Seller and its Affiliates shall, at their sole cost and expense, reasonably cooperate with Purchaser with respect to any information it reasonably requires to complete the Casino Application and respond to any such inquiries throughout the licensing process.

(Option Agreement at Section 5.2.).

“Affiliate” means, with respect to any Person, any other Person which, directly or indirectly, Controls, is Controlled by, or is under common Control with, such original Person.

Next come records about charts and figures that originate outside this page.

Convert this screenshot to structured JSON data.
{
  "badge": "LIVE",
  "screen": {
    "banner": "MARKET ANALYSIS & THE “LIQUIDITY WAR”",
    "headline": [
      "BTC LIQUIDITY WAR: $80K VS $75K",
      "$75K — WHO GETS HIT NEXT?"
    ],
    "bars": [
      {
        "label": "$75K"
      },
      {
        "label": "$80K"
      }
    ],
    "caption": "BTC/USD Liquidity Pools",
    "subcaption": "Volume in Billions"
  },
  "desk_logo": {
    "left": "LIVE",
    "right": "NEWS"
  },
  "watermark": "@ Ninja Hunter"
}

(Option Agreement at Exhibit A). Section 13.13.5 of the Option Agreement provided:

1 Gattineri was aware that Maddox signed it. (Option Agreement; Hill Dec. Ex. 9, Gattineri Dep. Tr. 67 (“I know [Maddox] signed it.”)). Seller represents and warrants to Purchaser that Seller and, to the best of Seller’s knowledge, all Persons associated with Seller are willing to file all necessary applications to obtain whatever Approvals from the Gaming Regulatory Agencies may be required of such Persons in connection with this Agreement. To the best of Seller’s knowledge neither Seller nor any Person associated with Seller has ever engaged in any conduct or practices which any of the foregoing Persons should reasonably believe would cause such Person to be denied any such Approvals.

(Option Agreement at Section 13.13.5). The term “Approvals” was defined as follows: “Approvals” means all approvals, consents, licenses, permits, authorizations, orders, franchises, accreditations, certificates, variances, declarations, concessions, entitlements, waivers, exemptions waivers and similar items, including, without limitation, any license or approval under M.G.L. Chapter 91, a determination under the Massachusetts Environmental Policy Act (“MEPA”), or an Army Corps of Engineer’s Permit under the Federal Clean Water Act.

(Option Agreement at Exhibit A). When Encore and FBT entered into the Option Agreement, the Parcel required environmental remediation.